Rich Client-toepassing definiëren

De definitie van een Rich Client-toepassingsplugin begint op dezelfde manier als de andere plugins die zijn besproken. Het enige verschil in het MANIFEST.MF-bestand is dat de lijst van de vereiste plugins veel kleiner is dan de lijst die u gewend bent.

Manifest-Version: 1.0
Bundle-ManifestVersion: 2
Bundle-Name: %pluginName
Bundle-SymbolicName: org.eclipse.ui.examples.rcp.browser; singleton:=true
Bundle-Version: 3.2.0.qualifier
Bundle-ClassPath: browser.jar
Bundle-Activator: org.eclipse.ui.examples.rcp.browser.BrowserPlugin
Bundle-Vendor: %providerName
Bundle-Localization: plugin
Require-Bundle: org.eclipse.core.runtime,
org.eclipse.uiEclipse-AutoStart: true
Eclipse-AutoStart-comment: gebruik Eclipse-AutoStart in plaats van Eclipse-LazyStart omdat het browservoorbeeld zowel voor 3.1 als voor 3.2 moet worden uitgevoerd.

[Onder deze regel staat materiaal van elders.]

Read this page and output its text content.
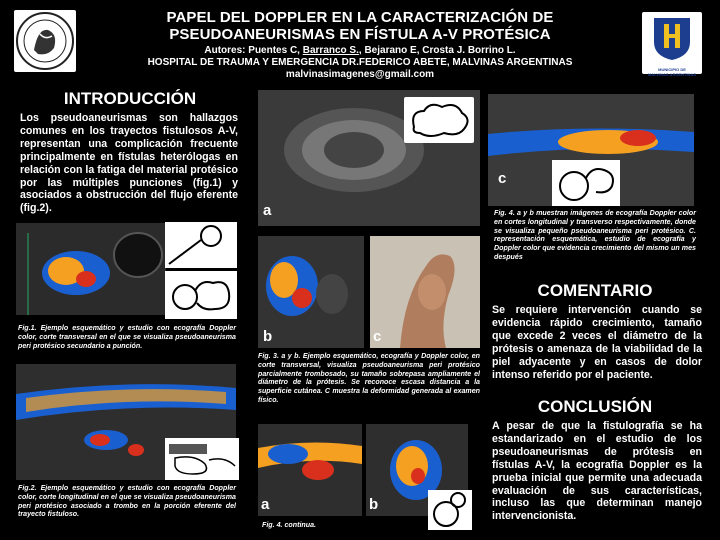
PAPEL DEL DOPPLER EN LA CARACTERIZACIÓN DE
PSEUDOANEURISMAS EN FÍSTULA A-V PROTÉSICA
Autores: Puentes C, Barranco S., Bejarano E, Crosta J. Borrino L.
HOSPITAL DE TRAUMA Y EMERGENCIA DR.FEDERICO ABETE, MALVINAS ARGENTINAS
malvinasimagenes@gmail.com	MUNICIPIO DE MALVINAS ARGENTINAS
INTRODUCCIÓN
Los pseudoaneurismas son hallazgos comunes en los trayectos fistulosos A-V, representan una complicación frecuente principalmente en fístulas heterólogas en relación con la fatiga del material protésico por las múltiples punciones (fig.1) y asociados a obstrucción del flujo eferente (fig.2).
Fig.1. Ejemplo esquemático y estudio con ecografía Doppler color, corte transversal en el que se visualiza pseudoaneurisma peri protésico secundario a punción.
Fig.2. Ejemplo esquemático y estudio con ecografía Doppler color, corte longitudinal en el que se visualiza pseudoaneurisma peri protésico asociado a trombo en la porción eferente del trayecto fistuloso.
a
b	c
Fig. 3. a y b. Ejemplo esquemático, ecografía y Doppler color, en corte transversal, visualiza pseudoaneurisma peri protésico parcialmente trombosado, su tamaño sobrepasa ampliamente el diámetro de la prótesis. Se reconoce escasa distancia a la superficie cutánea. C muestra la deformidad generada al examen físico.
a	b
Fig. 4. continua.
c
Fig. 4. a y b muestran imágenes de ecografía Doppler color en cortes longitudinal y transverso respectivamente, donde se visualiza pequeño pseudoaneurisma peri protésico. C. representación esquemática, estudio de ecografía y Doppler color que evidencia crecimiento del mismo un mes después
COMENTARIO
Se requiere intervención cuando se evidencia rápido crecimiento, tamaño que excede 2 veces el diámetro de la prótesis o amenaza de la viabilidad de la piel adyacente y en casos de dolor intenso referido por el paciente.
CONCLUSIÓN
A pesar de que la fistulografía se ha estandarizado en el estudio de los pseudoaneurismas de prótesis en fístulas A-V, la ecografía Doppler es la prueba inicial que permite una adecuada evaluación de sus características, incluso las que determinan manejo intervencionista.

Tot dusver werd een functie aan de platformworkbench geleverd door extensies te declareren die elementen aan de workbench toevoegen. In alle plugin.xml-content die u tot nu toe hebt bekeken, is alleen gelet op individuele bijdragen aan de workbench waarvan verondersteld wordt dat deze aanwezig is. Op het Rich Client Platform zijn nog geen toepassingen gedefinieerd. De Rich Client-plugin is verantwoordelijk voor het opgeven van de klasse die moet worden uitgevoerd als het platform wordt gestart. Dit wordt uitgevoerd in de extensie org.eclipse.core.runtime.applications.

       <extension 
         point="org.eclipse.core.runtime.applications"
         id="app"
         name="%appName">
      <application>
         <run 
            class="org.eclipse.ui.examples.rcp.browser.BrowserApp">
         </run>
      </application>
    </extension>

In deze extensie wordt de klasse opgegeven die moet worden uitgevoerd als het platform de eerste keer wordt gestart. Deze klasse moet IPlatformRunnable implementeren, ofwel moet een methode Uitvoeren implementeren. Met de methode Uitvoeren wordt de SWT-weergave gemaakt en wordt een workbench opgestart. De klasse PlatformUI implementeert methoden die het uitvoeren van deze taak vereenvoudigen.

	public Object run(Object args) throws Exception {
		Display display = PlatformUI.createDisplay();
		try {
			int code = PlatformUI.createAndRunWorkbench(display,
					new BrowserAdvisor());
			// de toepassing verlaten met een geschikte retourcode
			return code == PlatformUI.RETURN_RESTART
					? EXIT_RESTART
					: EXIT_OK;
		} finally {
			if (display != null)
				display.dispose();
		}
	}

Na een aanroep van createAndRunWorkbench wordt niet geretourneerd voordat de workbench wordt gesloten. De SWT-eventlus en andere logistiek op een laag niveau, worden binnen deze methode afgehandeld. In dit stadium is het nog niet zo belangrijk de onderliggende mechanismen van het uitvoeren van een SWT-toepassing te begrijpen. Deze code kan na een minimum aan wijzigingen worden gekopieerd naar uw Rich Client-toepassing. In feite is de ingang voor u om uw eigen functionaliteit toe te kunnen voegen, de WorkbenchAdvisor die als argument wordt doorgegeven bij het maken van de workbench. Dit wordt meer in detail besproken.